Sarah and the Captain are given time to really show us how they’ve been changed from the events of Orphan Monster Spy. Not only do we see individual development, but there’s plenty of evolution to the dynamic of the relationship of the pair.
What I enjoyed most about this story, was Sarah’s narrative about her growing up. It makes an interesting change to have a character of her age express something other that a wish to grow up. While it may appear like fear on the service, it very quickly becomes clear that it’s a lot more complex than that. It also makes for a very interesting dynamic between Sarah and several other female characters that appear.
The plot centres around a new mission for the Captain and Sarah. One that reads well as a stand alone but, much like a good cheese and wine, is complimented and added to with its previous instalment: Orphan, Monster, Spy.

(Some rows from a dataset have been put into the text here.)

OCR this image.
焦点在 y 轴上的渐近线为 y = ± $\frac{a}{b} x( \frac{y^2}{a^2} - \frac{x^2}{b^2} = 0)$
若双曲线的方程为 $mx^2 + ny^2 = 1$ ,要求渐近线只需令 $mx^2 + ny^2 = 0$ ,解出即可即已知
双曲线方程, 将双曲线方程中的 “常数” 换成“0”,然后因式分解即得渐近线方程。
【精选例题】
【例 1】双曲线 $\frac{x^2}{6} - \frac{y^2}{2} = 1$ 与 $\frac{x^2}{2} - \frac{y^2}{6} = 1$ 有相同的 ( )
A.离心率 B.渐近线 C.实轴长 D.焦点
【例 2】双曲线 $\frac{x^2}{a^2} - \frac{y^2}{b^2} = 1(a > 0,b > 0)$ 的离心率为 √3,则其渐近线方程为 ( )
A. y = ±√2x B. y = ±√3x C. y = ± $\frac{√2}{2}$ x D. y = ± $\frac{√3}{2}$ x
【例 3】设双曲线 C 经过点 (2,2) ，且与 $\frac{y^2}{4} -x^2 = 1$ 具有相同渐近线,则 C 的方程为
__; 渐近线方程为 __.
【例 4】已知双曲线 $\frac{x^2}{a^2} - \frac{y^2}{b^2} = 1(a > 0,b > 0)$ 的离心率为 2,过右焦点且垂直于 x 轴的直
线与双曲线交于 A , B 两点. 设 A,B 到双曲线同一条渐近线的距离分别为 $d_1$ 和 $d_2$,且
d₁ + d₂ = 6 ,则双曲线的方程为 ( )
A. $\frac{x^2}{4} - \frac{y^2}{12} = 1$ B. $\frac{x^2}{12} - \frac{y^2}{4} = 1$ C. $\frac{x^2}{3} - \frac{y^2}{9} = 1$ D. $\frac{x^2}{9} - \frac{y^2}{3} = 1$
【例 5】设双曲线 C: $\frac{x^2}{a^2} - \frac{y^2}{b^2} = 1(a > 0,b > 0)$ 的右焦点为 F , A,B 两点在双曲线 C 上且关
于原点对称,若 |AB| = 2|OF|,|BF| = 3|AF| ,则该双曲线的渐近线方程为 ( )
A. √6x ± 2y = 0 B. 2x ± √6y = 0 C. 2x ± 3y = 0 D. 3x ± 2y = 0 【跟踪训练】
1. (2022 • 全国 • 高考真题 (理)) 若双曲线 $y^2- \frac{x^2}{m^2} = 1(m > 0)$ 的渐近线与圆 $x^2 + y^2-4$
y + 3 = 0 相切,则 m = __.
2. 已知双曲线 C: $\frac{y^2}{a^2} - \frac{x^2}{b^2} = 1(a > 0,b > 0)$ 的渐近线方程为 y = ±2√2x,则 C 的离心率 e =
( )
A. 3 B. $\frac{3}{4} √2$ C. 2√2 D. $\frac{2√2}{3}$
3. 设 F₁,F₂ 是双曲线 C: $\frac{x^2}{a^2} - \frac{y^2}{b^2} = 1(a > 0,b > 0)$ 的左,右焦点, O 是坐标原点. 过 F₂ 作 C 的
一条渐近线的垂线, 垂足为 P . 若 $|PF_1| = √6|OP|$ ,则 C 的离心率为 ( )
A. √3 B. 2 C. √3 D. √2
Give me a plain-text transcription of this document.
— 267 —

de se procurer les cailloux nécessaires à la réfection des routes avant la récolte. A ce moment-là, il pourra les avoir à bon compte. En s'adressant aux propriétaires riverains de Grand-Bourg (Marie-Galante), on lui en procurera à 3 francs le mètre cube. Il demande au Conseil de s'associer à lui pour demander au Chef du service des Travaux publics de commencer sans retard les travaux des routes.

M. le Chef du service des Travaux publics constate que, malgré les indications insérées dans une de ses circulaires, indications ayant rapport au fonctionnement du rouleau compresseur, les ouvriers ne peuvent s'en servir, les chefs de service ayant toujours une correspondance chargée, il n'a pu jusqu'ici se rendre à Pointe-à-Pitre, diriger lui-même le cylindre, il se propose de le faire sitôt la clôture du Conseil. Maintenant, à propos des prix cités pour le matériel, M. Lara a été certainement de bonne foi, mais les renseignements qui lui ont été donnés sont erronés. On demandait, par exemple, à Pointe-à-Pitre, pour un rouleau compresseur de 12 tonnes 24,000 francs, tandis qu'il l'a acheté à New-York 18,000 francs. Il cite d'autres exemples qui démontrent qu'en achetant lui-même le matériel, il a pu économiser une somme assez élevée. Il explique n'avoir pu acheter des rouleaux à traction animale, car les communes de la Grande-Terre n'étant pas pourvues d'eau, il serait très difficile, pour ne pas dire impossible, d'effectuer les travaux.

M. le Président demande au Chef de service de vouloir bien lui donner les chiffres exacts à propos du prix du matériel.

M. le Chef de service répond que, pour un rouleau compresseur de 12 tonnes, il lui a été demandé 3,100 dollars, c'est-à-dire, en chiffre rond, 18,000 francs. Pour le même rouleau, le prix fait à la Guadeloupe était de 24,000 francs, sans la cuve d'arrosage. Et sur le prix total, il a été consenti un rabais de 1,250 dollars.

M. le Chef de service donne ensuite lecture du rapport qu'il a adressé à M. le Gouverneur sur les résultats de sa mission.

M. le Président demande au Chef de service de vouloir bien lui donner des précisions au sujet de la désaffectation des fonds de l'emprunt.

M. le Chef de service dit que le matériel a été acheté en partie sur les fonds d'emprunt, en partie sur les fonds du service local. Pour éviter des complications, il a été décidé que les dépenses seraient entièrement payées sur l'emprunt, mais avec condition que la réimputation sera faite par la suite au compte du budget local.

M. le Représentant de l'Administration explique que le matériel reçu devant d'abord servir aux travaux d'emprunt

Our familiar characters are sent to Africa in order to seize what is believed to be a new weapon that’s come about from experiments of germ warfare. Along the way, we meet rogues, traitors and people who aren’t all what they seem.
You won’t get a second to breath as this high-speed thriller brings you to a part of the war that you may not be familiar with. There’s nothing better than a book with a message and a lesson in history.
I love Killeen’s narrative. His way with words is incredible and is able to pull me so far in I feel like I’m wearing VR and actually taking a role in the unfolding story. Despite being written in the first person, Sarah’s emotions leap off the page. It’s crafted, its fiction that’s rooted in a challenging history that only Killeen could make work.
It’s a writing style I would love to have many books to read. Equally, he could make me wait longer than J RR Martin and I’d still be grateful of anything that comes my way.